The Reagan administration has said it is considering sending three of the planes, nicknamed "Puff the Magic Dragon" in the Vietnam war, to help the Salvadoran military in its campaign against leftist guerrillas. State Department officials said yesterday that a decision has not yet been made.
Rep. Ted Weiss (D-N.Y.) released a draft letter yesterday expressing concern that Salvadoran pilots would be unable to distinguish between guerrillas and civilians and arguing that the use of AC47s thus could "increase civilian casualties."
A spokesman for Weiss said eight House members had signed the letter as of yesterday.

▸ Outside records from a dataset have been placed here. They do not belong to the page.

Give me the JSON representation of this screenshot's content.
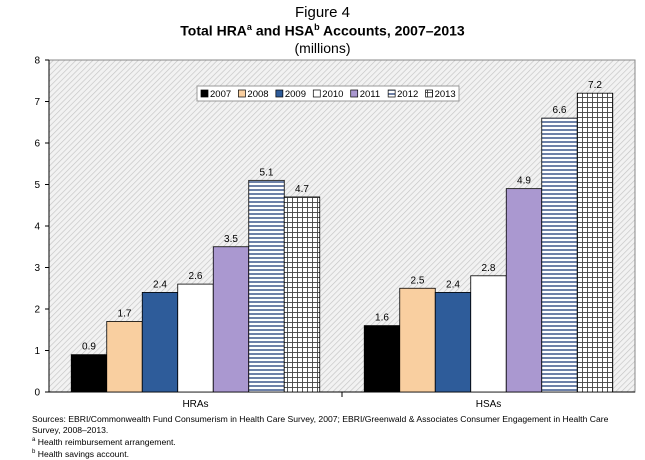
{
  "figure_label": "Figure 4",
  "title": {
    "p1": "Total HRA",
    "sup_a": "a",
    "p2": " and HSA",
    "sup_b": "b",
    "p3": " Accounts, 2007–2013"
  },
  "subtitle": "(millions)",
  "chart_data": {
    "type": "bar",
    "categories": [
      "HRAs",
      "HSAs"
    ],
    "series": [
      {
        "name": "2007",
        "values": [
          0.9,
          1.6
        ],
        "fill": "#000000",
        "pattern": "solid"
      },
      {
        "name": "2008",
        "values": [
          1.7,
          2.5
        ],
        "fill": "#f9cfa0",
        "pattern": "solid"
      },
      {
        "name": "2009",
        "values": [
          2.4,
          2.4
        ],
        "fill": "#2e5c9a",
        "pattern": "solid"
      },
      {
        "name": "2010",
        "values": [
          2.6,
          2.8
        ],
        "fill": "#ffffff",
        "pattern": "solid"
      },
      {
        "name": "2011",
        "values": [
          3.5,
          4.9
        ],
        "fill": "#aa98d0",
        "pattern": "solid"
      },
      {
        "name": "2012",
        "values": [
          5.1,
          6.6
        ],
        "fill": "#ffffff",
        "pattern": "horizontal-lines"
      },
      {
        "name": "2013",
        "values": [
          4.7,
          7.2
        ],
        "fill": "#ffffff",
        "pattern": "grid"
      }
    ],
    "data_labels": [
      [
        "0.9",
        "1.7",
        "2.4",
        "2.6",
        "3.5",
        "5.1",
        "4.7"
      ],
      [
        "1.6",
        "2.5",
        "2.4",
        "2.8",
        "4.9",
        "6.6",
        "7.2"
      ]
    ],
    "ylim": [
      0,
      8
    ],
    "yticks": [
      "0",
      "1",
      "2",
      "3",
      "4",
      "5",
      "6",
      "7",
      "8"
    ],
    "grid": false,
    "legend_position": "top-center",
    "plot_background": "hatched-gray"
  },
  "sources": {
    "line1": "Sources: EBRI/Commonwealth Fund Consumerism in Health Care Survey, 2007; EBRI/Greenwald & Associates Consumer Engagement in Health Care Survey, 2008–2013.",
    "note_a_mark": "a",
    "note_a": " Health reimbursement arrangement.",
    "note_b_mark": "b",
    "note_b": " Health savings account."
  }
}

He added that the draft is being circulated in hopes of obtaining more signatures before it is sent to Shultz next week.
U.S. officials said there are differences of opinion within the administration about whether to give El Salvador the low-flying, twin-prop planes equipped with three rapid-fire guns that have been described as capable of putting a bullet in every square foot of an area the size of a football field.
Early this year, Nestor D. Sanchez, a deputy assistant secretary of defense, expressed reluctance about sending heavy-firepower gunships to El Salvador "because of our concern over atrocities."
But the use of U.S.-supplied jet bombers against the guerrillas has been criticized for causing heavy casualties among civilians near combat zones, and some U.S. officials argue that using gunships such as the AC47 would lessen the risk to civilians because their firepower can be controlled more precisely.